Historic Site 258: Seoul Railroad Station - Seoul, Korea
Posted by: silverquill
N 37° 33.324 E 126° 58.421
52S E 321016 N 4158417
Quick Description: Seoul Station was completed in 1925 by the occupying Japanese Imperial Forces, during the years of brutal oppression. Tsukamoto Yasushi also designed Tokyo Station, which this resembles. A new, modern station is adjacent, and this will be a museum.
Location: South Korea
Date Posted: 6/23/2009 12:19:46 AM
Waymark Code: WM6MYT
Text of the historical marker:
SEOUL RAILROAD STATION
Designation: Historical Stie No. 284
Period: Japanese Colonial Period, 1925
Location: 122 Bongnae-dong 2 (i)-ga, Jung-gu, Seoul
This building was built by the Japanese Empire so that they could use the Seoul-Uiju Line and the Seoul-Wonsan Line to invade the Chinese mainland. Construction was begun in June, 1922 and completed in September, 1925. The total area is 269,095 square meters, and the building's are is 17,200 square meters. It is mixed stone and brick building two stories above ground and own below, built in the eclectic style that was popular beginning in the west during the 18th century. The building looks the same as it did on the outside when it was first built, but northern and southern terminals were added in the 1960s to deal with the large number of passengers, which increased along with the rapid development of the capital Seoul
The modern building in the rear was built in September 1988, and is connected to with the original station. Seoul Railroad Station is now used only for passenger traffic, and it is the oldest railroad station in Korea.
From the Seoul News
The old Seoul Station, which opened in 1925, was designed by Professor Tsukamoto Yasushi of Tokyo Imperial University during the Japanese annexation of Korea (1910-45). It was partly built for military purposes, to help the Japanese Imperial Army to advance farther to the North to China and other regions. Korea’s first railway, from Noryangjin (just south of the Han River from downtown Seoul) to Incheon (then called Jemulpo) began service in 1899. The first railway bridge over the Han River was completed in 1900. Construction on Seoul Station began in 1923 to replace the smaller station at Namdaemun.
The first floor of Seoul Station served as a waiting room while the second floor was reserved for VIPs and a western-style restaurant and the basement was used for station offices. The first floor was made up of a large hall in the center with a Byzantine-style dome forming the upper roof. Sunlight flows in through the arched window above.
The front Diocletian window. The Diocletian window — a semicircular window divided into three parts by two vertical mullions — takes its name from the Baths of Diocletian in Rome, and are a common feature in Palladian architecture.

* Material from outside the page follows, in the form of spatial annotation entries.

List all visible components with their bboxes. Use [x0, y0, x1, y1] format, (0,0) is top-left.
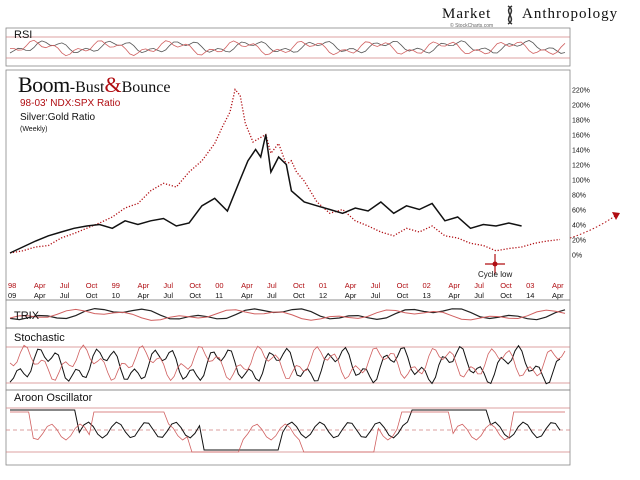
y-tick-label: 180% — [572, 118, 590, 125]
y-tick-label: 120% — [572, 163, 590, 170]
stoch-line-red — [9, 344, 566, 382]
logo-right: Anthropology — [522, 6, 619, 22]
x-axis-bottom: 09 Apr Jul Oct 10 Apr Jul Oct 11 Apr Jul Oct 12 Apr Ju… — [8, 291, 564, 300]
subtitle-silver-gold: Silver:Gold Ratio — [20, 112, 96, 123]
aroon-panel — [5, 389, 571, 466]
y-tick-label: 20% — [572, 238, 586, 245]
x-bottom-tick-label: Oct — [86, 291, 99, 300]
x-top-tick-label: Apr — [345, 281, 357, 290]
aroon-label: Aroon Oscillator — [14, 392, 93, 404]
title-amp: & — [104, 72, 122, 97]
x-top-tick-label: Apr — [241, 281, 253, 290]
stochastic-lines — [9, 344, 566, 385]
aroon-lines — [10, 409, 565, 453]
x-bottom-tick-label: 09 — [8, 291, 16, 300]
x-top-tick-label: 01 — [319, 281, 327, 290]
x-bottom-tick-label: Jul — [474, 291, 484, 300]
x-top-tick-label: Oct — [293, 281, 306, 290]
x-bottom-tick-label: Apr — [448, 291, 460, 300]
x-bottom-tick-label: 13 — [422, 291, 430, 300]
cycle-low-marker — [485, 254, 505, 274]
x-bottom-tick-label: Oct — [293, 291, 306, 300]
y-tick-label: 200% — [572, 103, 590, 110]
title-bust: -Bust — [69, 79, 105, 96]
title-boom: Boom — [18, 72, 70, 97]
stoch-line-black — [9, 344, 561, 385]
trix-lines — [9, 307, 566, 321]
x-bottom-tick-label: Apr — [138, 291, 150, 300]
cycle-low-label: Cycle low — [478, 270, 513, 279]
trix-line-red — [9, 308, 566, 321]
x-bottom-tick-label: Oct — [397, 291, 410, 300]
x-top-tick-label: Jul — [267, 281, 277, 290]
x-top-tick-label: 00 — [215, 281, 223, 290]
x-top-tick-label: Apr — [552, 281, 564, 290]
y-tick-label: 220% — [572, 88, 590, 95]
x-bottom-tick-label: Jul — [163, 291, 173, 300]
subtitle-ndx-spx: 98-03' NDX:SPX Ratio — [20, 98, 121, 109]
x-top-tick-label: Apr — [448, 281, 460, 290]
x-bottom-tick-label: Oct — [500, 291, 513, 300]
x-bottom-tick-label: Apr — [34, 291, 46, 300]
aroon-line-red — [10, 411, 565, 453]
y-tick-label: 40% — [572, 223, 586, 230]
x-top-tick-label: Jul — [474, 281, 484, 290]
silver-gold-series-line — [9, 134, 522, 254]
x-top-tick-label: 03 — [526, 281, 534, 290]
y-axis: 220% 200% 180% 160% 140% 120% 100% 80% 60% 40% 20%… — [572, 88, 590, 260]
x-bottom-tick-label: Oct — [189, 291, 202, 300]
y-tick-label: 0% — [572, 253, 582, 260]
x-top-tick-label: Apr — [138, 281, 150, 290]
stochastic-label: Stochastic — [14, 332, 65, 344]
x-top-tick-label: Oct — [86, 281, 99, 290]
subtitle-weekly: (Weekly) — [20, 126, 48, 133]
x-bottom-tick-label: 12 — [319, 291, 327, 300]
x-top-tick-label: Jul — [163, 281, 173, 290]
y-tick-label: 140% — [572, 148, 590, 155]
logo-left: Market — [442, 6, 492, 22]
projection-arrow — [569, 213, 619, 239]
x-top-tick-label: 99 — [112, 281, 120, 290]
x-top-tick-label: Apr — [34, 281, 46, 290]
rsi-line-red — [9, 39, 566, 57]
rsi-lines — [9, 39, 566, 57]
main-title: Boom-Bust&Bounce — [18, 72, 170, 98]
ndx-spx-series-line — [9, 88, 561, 254]
rsi-panel — [5, 27, 571, 67]
y-tick-label: 160% — [572, 133, 590, 140]
x-bottom-tick-label: 10 — [112, 291, 120, 300]
title-bounce: Bounce — [121, 79, 171, 96]
x-bottom-tick-label: 14 — [526, 291, 534, 300]
rsi-label: RSI — [14, 29, 33, 41]
x-bottom-tick-label: Jul — [267, 291, 277, 300]
x-bottom-tick-label: Apr — [241, 291, 253, 300]
x-axis-top: 98 Apr Jul Oct 99 Apr Jul Oct 00 Apr Jul Oct 01 Apr Ju… — [8, 281, 564, 290]
y-tick-label: 100% — [572, 178, 590, 185]
x-top-tick-label: Oct — [189, 281, 202, 290]
rsi-line-black — [9, 40, 566, 54]
projection-arrowhead — [612, 212, 620, 220]
x-top-tick-label: Oct — [500, 281, 513, 290]
trix-line-black — [9, 307, 566, 321]
x-top-tick-label: Oct — [397, 281, 410, 290]
x-top-tick-label: 98 — [8, 281, 16, 290]
x-bottom-tick-label: Apr — [552, 291, 564, 300]
x-top-tick-label: 02 — [422, 281, 430, 290]
aroon-line-black — [10, 409, 561, 451]
y-tick-label: 60% — [572, 208, 586, 215]
x-top-tick-label: Jul — [60, 281, 70, 290]
dna-helix-icon — [507, 5, 513, 25]
x-bottom-tick-label: Apr — [345, 291, 357, 300]
x-bottom-tick-label: Jul — [60, 291, 70, 300]
main-series — [9, 88, 561, 254]
y-tick-label: 80% — [572, 193, 586, 200]
x-top-tick-label: Jul — [371, 281, 381, 290]
trix-label: TRIX — [14, 310, 40, 322]
x-bottom-tick-label: Jul — [371, 291, 381, 300]
logo-source: © StockCharts.com — [450, 23, 494, 29]
x-bottom-tick-label: 11 — [215, 291, 223, 300]
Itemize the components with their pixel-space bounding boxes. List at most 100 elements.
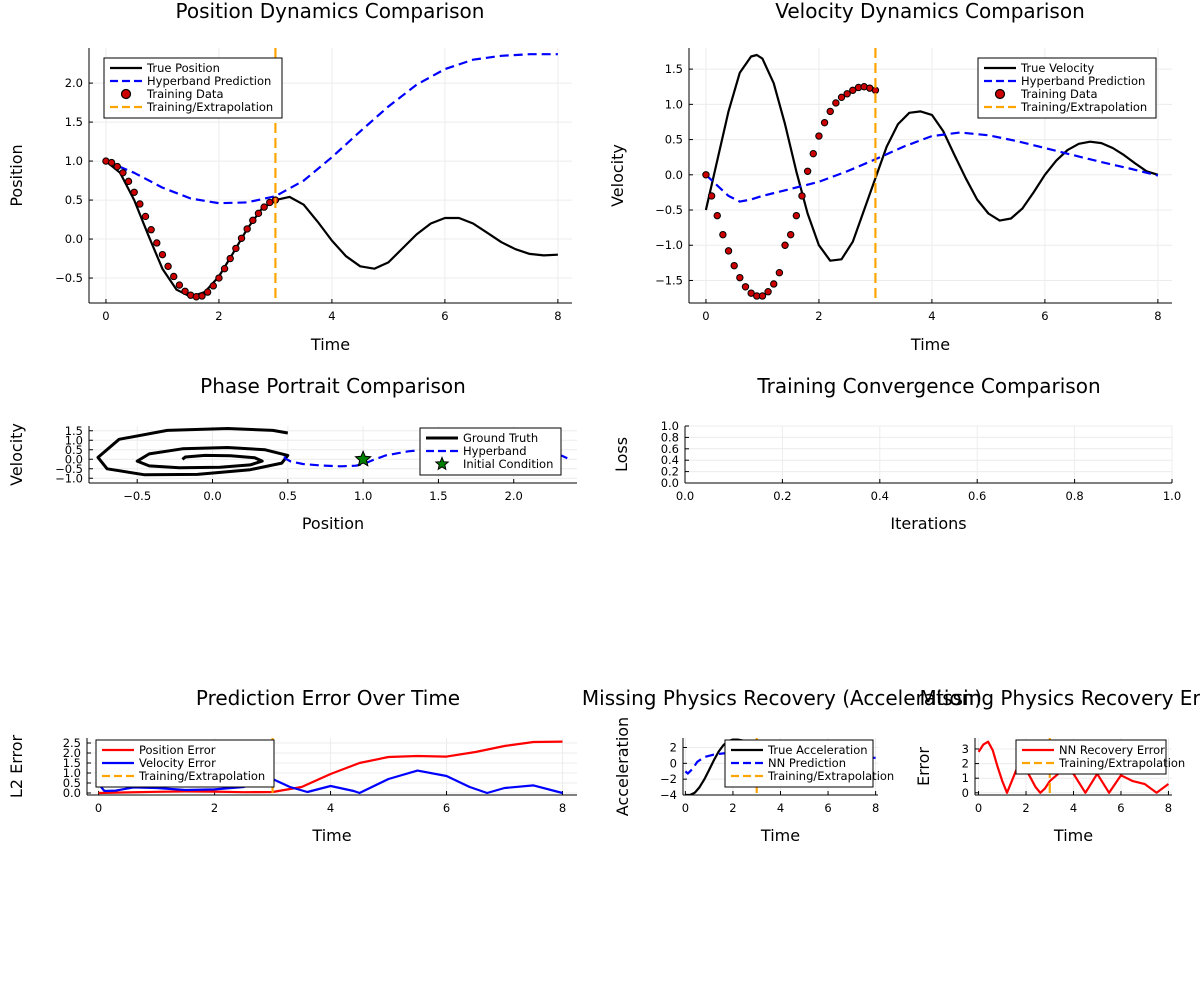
x-tick-label: 0 (975, 801, 982, 815)
y-tick-label: 3 (962, 742, 969, 756)
data-point (803, 167, 812, 175)
data-point (203, 288, 212, 296)
data-point (175, 281, 184, 289)
chart-error: 0 2 4 6 8 0.00.51.01.52.02.5 Prediction Error … (7, 686, 577, 845)
plot-area (102, 48, 558, 303)
chart-title: Missing Physics Recovery Error (919, 686, 1200, 710)
data-point (147, 225, 155, 234)
x-tick-label: 8 (554, 309, 561, 323)
x-tick-label: 2 (815, 309, 822, 323)
x-axis-label: Time (311, 826, 351, 845)
series-line-0 (96, 427, 290, 477)
chart-title: Velocity Dynamics Comparison (775, 0, 1085, 23)
data-point (724, 247, 733, 255)
x-tick-label: 0.0 (203, 489, 221, 503)
series-line-1 (705, 131, 1159, 203)
data-point (730, 261, 738, 270)
data-point (792, 211, 801, 220)
data-point (209, 282, 217, 290)
chart-velocity: 0 2 4 6 8 −1.5 −1.0 −0.5 0.0 0.5 1.0 1.5 Velocity Dy… (608, 0, 1172, 354)
legend-label: Training/Extrapolation (138, 769, 265, 783)
data-point (719, 230, 727, 239)
y-tick-label: 1.0 (665, 97, 683, 111)
chart-title: Position Dynamics Comparison (176, 0, 485, 23)
y-tick-label: 0.0 (65, 452, 83, 466)
legend-label: Position Error (139, 743, 216, 757)
y-tick-label: 0.5 (65, 193, 83, 207)
data-point (220, 264, 229, 273)
y-tick-label: −4 (660, 788, 677, 802)
y-tick-label: 0.0 (63, 786, 81, 800)
data-point (843, 90, 851, 98)
chart-title: Training Convergence Comparison (756, 374, 1100, 398)
x-axis-label: Iterations (890, 514, 966, 533)
y-tick-label: −1.0 (655, 238, 683, 252)
y-tick-label: −0.5 (55, 271, 83, 285)
data-point (136, 200, 144, 208)
y-tick-label: 2 (962, 757, 969, 771)
legend-label: Training/Extrapolation (146, 100, 273, 114)
x-axis-label: Time (310, 335, 350, 354)
data-point (736, 273, 744, 282)
y-tick-label: 1 (962, 771, 969, 785)
x-axis-label: Time (1053, 826, 1093, 845)
y-tick-label: 0.0 (65, 232, 83, 246)
x-tick-label: 4 (1070, 801, 1077, 815)
plot-area (702, 48, 1159, 303)
series-line-0 (98, 740, 563, 795)
data-point (741, 283, 750, 291)
legend-label: Hyperband (463, 444, 527, 458)
x-tick-label: 4 (328, 309, 335, 323)
data-point (260, 203, 268, 211)
y-axis-label: L2 Error (7, 734, 26, 798)
data-point (249, 216, 257, 225)
x-tick-label: 8 (559, 801, 566, 815)
data-point (707, 192, 716, 200)
y-tick-label: 0.5 (65, 443, 83, 457)
y-tick-label: −1.0 (55, 471, 83, 485)
x-tick-label: 6 (824, 801, 831, 815)
x-tick-label: 2 (211, 801, 218, 815)
y-axis-label: Loss (612, 437, 631, 472)
data-point (215, 274, 223, 282)
x-tick-label: 4 (928, 309, 935, 323)
x-tick-label: 2 (1022, 801, 1029, 815)
data-point (170, 272, 178, 281)
x-tick-label: 0 (702, 309, 709, 323)
data-point (826, 107, 834, 116)
legend-label: Hyperband Prediction (1021, 74, 1145, 88)
legend-label: True Velocity (1020, 61, 1094, 75)
series-line-0 (977, 740, 1170, 794)
x-tick-label: 4 (327, 801, 334, 815)
data-point (181, 287, 189, 296)
legend-box (1015, 739, 1167, 775)
y-tick-label: 0.4 (661, 453, 679, 467)
data-point (758, 292, 767, 300)
legend-label: True Acceleration (767, 743, 868, 757)
data-point (713, 211, 721, 220)
data-point (153, 239, 161, 247)
y-tick-label: 1.0 (63, 766, 81, 780)
y-tick-label: −0.5 (55, 462, 83, 476)
x-tick-label: 0.6 (968, 489, 986, 503)
y-tick-label: 1.0 (65, 433, 83, 447)
data-point (764, 288, 772, 296)
data-point (141, 212, 150, 221)
x-tick-label: 6 (441, 309, 448, 323)
x-tick-label: 0 (102, 309, 109, 323)
data-point (243, 225, 251, 233)
x-axis-label: Time (910, 335, 950, 354)
legend-label: NN Prediction (768, 756, 846, 770)
series-line-1 (97, 769, 563, 795)
y-tick-label: −1.5 (655, 273, 683, 287)
x-tick-label: 0.8 (1065, 489, 1083, 503)
data-point (237, 234, 246, 242)
legend-label: Initial Condition (463, 457, 553, 471)
data-point (832, 99, 840, 107)
x-tick-label: 1.0 (1163, 489, 1181, 503)
y-axis-label: Error (914, 747, 933, 786)
data-point (164, 262, 172, 271)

Text from The Marmot's Hole Seoul Station and Its Environs
Rail service came to Korea in 1899 with the opening of the Noryangjin-Incheon line. With the opening of the Hangang Railway Bridge in 1900, Seoul proper was linked up to Incheon, with Seoul’s first station being built in Seodaemun. In 1904, the Seoul-Busan line opened, and a new main terminal was built in Namdaemun. At this point, rapid rail development — and the growing war in China — necessitated a larger train station, so in June 1922, work began on the grand Keijo (Seoul) Station. Construction was completed in 1925.
Seoul Station was designed in Palladian fashion by Tokyo Imperial University professor Tsukamoto Yasushi, a student of Tatsuno Kingo, the man who designed Tokyo Station (and in Korea, the former headquarters of the Bank of Korea in Myeongdong). Seoul Station is supposedly modeled on Tokyo Station, which in turn is “rumored” to be modeled on Amsterdam Centraal Station, which would make Seoul Station a copy of a copy. Regardless, it’s a beautiful piece of Renaissance-style architecture, with its ornate decorations, Byzantine dome, Diocletian windows and rusticated lower floor.
Text From The Marmot's Hole Seoul Station and Its Environs
This compass rose was installed in front of the Old Seoul Station to celebrate the Korea National Railroad Centennial in 1999.